Senate Republicans have blocked similar legislation twice this year, citing deficit spending, and have signaled that they’re ready to do so again.
“If Congress continues to borrow money we don’t have, we are going to experience a Greek-like collapse, but worse. Unlike Greece, no one will bail out America,” said Sen. Tom Coburn, R-Okla., a leader of spending-cut forces.
Two problems dog the bills: general apprehension about the deficit and concerns about individual items.
For years, said Rep. Henry Cuellar, D-Texas, constituents expressed only mild worry about the deficit, but recently it’s been on their minds.
“They ask, ‘How can we keep doing this?’ ” he said.
A Republican anti-deficit campaign is helping to stoke the public concern. Last month, House Republicans launched a “YouCut” website that invites readers to vote on what federal spending should be cut.
In its first three weeks, the site has attracted more than 650,000 votes. This week’s consensus was that mortgage-finance titans Fannie Mae and Freddie Mac should have their funding slashed.
People “are sending us clear signals: They want us to control spending,” said Sen. Russ Feingold, D-Wis., a liberal.
The rising cry to reduce deficits conflicts with a cornerstone of Democratic thinking: When the economy is fragile, more government spending is crucial to ensuring a recovery, particularly when influential constituents, such as labor unions, demand more help.
“Right now, jobs matter more than deficits,” said Gerald McEntee, the international president of the American Federation of State, County and Municipal Employees, a government employees’ union with close Democratic ties. “Imagine what will happen if thousands more Americans lose their jobs. They’ll need more government services.”
The emergency bills also are hamstrung by individual lawmakers’ agendas.
Physicians are pushing hard for the “doc fix,” which would end a 21 percent cut in Medicare payments scheduled to take effect June 1 but delayed pending Congress’ action. The American Medical Association launched a multi-million-dollar ad campaign Thursday urging Congress to act.
Governors want help with Medicaid, the joint state-federal program that provides health benefits to the poor, some elderly and people with disabilities.
In addition, states want help paying teachers’ salaries, a view that House Democrats find appealing but that House Minority Whip Eric Cantor, R-Va., does not.
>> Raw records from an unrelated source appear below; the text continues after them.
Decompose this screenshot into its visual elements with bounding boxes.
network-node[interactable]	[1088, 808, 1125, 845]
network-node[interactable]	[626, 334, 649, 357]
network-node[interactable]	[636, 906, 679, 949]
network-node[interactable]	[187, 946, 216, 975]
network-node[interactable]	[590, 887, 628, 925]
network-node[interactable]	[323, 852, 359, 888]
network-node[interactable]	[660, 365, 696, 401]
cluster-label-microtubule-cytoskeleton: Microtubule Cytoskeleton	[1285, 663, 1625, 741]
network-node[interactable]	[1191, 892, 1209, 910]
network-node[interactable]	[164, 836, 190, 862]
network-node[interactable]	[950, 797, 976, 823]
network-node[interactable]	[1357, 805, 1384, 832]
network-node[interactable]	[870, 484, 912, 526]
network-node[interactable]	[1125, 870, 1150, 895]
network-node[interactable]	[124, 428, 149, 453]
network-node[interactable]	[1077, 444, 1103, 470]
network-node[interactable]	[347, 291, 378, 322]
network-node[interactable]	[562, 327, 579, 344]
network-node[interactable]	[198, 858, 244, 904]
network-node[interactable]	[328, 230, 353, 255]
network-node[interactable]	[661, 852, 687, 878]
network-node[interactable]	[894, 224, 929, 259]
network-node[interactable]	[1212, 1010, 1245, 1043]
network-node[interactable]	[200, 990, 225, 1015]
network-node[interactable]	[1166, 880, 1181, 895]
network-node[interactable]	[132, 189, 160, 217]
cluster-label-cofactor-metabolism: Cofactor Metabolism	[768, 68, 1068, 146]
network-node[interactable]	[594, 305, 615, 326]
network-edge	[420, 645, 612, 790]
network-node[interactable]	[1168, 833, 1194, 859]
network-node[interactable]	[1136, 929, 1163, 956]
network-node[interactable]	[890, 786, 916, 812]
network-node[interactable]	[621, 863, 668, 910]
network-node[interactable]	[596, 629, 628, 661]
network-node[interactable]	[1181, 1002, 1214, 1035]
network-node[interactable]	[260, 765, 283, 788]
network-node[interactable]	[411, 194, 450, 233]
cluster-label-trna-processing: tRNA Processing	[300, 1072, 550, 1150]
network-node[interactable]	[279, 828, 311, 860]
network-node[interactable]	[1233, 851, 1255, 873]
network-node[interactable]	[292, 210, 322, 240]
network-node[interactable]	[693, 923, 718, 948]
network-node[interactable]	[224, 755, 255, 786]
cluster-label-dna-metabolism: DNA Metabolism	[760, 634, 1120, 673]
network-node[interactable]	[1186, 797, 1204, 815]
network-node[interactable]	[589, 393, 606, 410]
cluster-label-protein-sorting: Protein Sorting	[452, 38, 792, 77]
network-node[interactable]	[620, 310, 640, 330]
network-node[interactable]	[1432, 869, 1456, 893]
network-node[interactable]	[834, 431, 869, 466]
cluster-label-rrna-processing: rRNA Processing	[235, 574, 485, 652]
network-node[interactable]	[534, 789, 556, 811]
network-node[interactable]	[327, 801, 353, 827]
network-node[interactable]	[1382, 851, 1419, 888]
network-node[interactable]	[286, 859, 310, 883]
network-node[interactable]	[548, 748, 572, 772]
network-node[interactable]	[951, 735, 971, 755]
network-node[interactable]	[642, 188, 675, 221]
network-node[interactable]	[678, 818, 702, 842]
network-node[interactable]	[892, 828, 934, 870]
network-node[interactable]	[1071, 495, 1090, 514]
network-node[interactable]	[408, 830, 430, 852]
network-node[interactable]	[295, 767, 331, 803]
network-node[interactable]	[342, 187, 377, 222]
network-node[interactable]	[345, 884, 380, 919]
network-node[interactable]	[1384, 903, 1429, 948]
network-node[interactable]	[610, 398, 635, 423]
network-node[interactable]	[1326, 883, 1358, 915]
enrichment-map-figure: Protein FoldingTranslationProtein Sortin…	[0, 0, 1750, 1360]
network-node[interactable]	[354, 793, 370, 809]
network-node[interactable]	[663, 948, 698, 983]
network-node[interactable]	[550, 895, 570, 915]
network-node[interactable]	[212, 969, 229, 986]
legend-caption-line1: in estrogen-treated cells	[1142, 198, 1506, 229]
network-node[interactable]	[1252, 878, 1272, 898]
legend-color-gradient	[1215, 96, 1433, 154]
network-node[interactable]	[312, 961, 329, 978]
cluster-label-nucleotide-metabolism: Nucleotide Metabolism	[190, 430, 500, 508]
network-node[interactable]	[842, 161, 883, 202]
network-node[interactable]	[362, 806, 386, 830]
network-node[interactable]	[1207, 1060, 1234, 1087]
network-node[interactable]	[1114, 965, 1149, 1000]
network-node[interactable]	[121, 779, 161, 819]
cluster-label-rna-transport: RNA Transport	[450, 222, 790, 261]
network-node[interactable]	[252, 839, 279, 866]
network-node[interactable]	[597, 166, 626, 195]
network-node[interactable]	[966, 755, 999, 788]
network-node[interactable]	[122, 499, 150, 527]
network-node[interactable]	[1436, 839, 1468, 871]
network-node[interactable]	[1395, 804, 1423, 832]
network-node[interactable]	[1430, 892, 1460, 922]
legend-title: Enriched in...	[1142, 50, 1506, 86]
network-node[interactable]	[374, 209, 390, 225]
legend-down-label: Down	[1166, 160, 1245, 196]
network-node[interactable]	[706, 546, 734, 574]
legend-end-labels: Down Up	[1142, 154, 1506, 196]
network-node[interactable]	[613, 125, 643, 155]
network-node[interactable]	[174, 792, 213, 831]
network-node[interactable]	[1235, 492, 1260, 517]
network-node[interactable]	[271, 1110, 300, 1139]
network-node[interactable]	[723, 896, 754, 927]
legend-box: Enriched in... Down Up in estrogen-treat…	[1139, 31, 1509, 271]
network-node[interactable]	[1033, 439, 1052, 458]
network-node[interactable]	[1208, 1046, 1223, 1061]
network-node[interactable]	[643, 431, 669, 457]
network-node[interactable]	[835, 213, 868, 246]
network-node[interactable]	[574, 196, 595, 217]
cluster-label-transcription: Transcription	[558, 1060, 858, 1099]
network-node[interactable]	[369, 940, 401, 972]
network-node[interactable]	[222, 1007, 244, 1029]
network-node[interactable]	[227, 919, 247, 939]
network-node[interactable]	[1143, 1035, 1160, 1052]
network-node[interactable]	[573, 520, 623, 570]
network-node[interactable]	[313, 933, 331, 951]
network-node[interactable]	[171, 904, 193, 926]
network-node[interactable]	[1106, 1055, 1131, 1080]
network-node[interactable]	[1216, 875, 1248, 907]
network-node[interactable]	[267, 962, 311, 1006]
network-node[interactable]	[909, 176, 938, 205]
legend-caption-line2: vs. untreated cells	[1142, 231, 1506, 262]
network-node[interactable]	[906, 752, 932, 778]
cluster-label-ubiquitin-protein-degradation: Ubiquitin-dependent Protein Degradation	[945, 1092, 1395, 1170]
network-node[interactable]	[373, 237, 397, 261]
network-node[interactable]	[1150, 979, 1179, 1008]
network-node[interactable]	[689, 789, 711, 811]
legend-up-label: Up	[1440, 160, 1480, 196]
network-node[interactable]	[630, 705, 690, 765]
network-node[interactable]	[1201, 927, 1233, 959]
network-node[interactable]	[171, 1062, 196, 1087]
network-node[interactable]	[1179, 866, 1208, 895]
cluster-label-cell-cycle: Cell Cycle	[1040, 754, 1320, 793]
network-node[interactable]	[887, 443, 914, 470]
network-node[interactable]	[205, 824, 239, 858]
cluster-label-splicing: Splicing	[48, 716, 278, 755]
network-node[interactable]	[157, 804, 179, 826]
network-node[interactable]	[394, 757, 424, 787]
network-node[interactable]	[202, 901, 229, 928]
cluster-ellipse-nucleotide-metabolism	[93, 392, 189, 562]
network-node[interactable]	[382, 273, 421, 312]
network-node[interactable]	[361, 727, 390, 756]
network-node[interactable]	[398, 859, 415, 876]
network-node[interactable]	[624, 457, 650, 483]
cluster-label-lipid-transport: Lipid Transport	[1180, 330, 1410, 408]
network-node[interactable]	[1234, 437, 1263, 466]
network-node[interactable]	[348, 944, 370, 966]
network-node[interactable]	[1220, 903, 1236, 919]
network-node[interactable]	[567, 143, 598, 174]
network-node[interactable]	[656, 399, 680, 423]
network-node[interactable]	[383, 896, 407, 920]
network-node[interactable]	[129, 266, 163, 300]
“This administration has pushed for one bailout after another. The latest is a $23 billion bailout (for teachers) that makes states even more dependent on the federal government while doing nothing to address statewide budget shortfalls,” he said.
The bottom line: getting even emergency spending through Congress will be hard.
“You have this clump of 50 or 60 conservative Democrats who are finding it tough to explain more spending,” said Burdett Loomis, a congressional expert at the University of Kansas. “They’re trying to make a political calculation whether there’s more harm in voting for the spending.”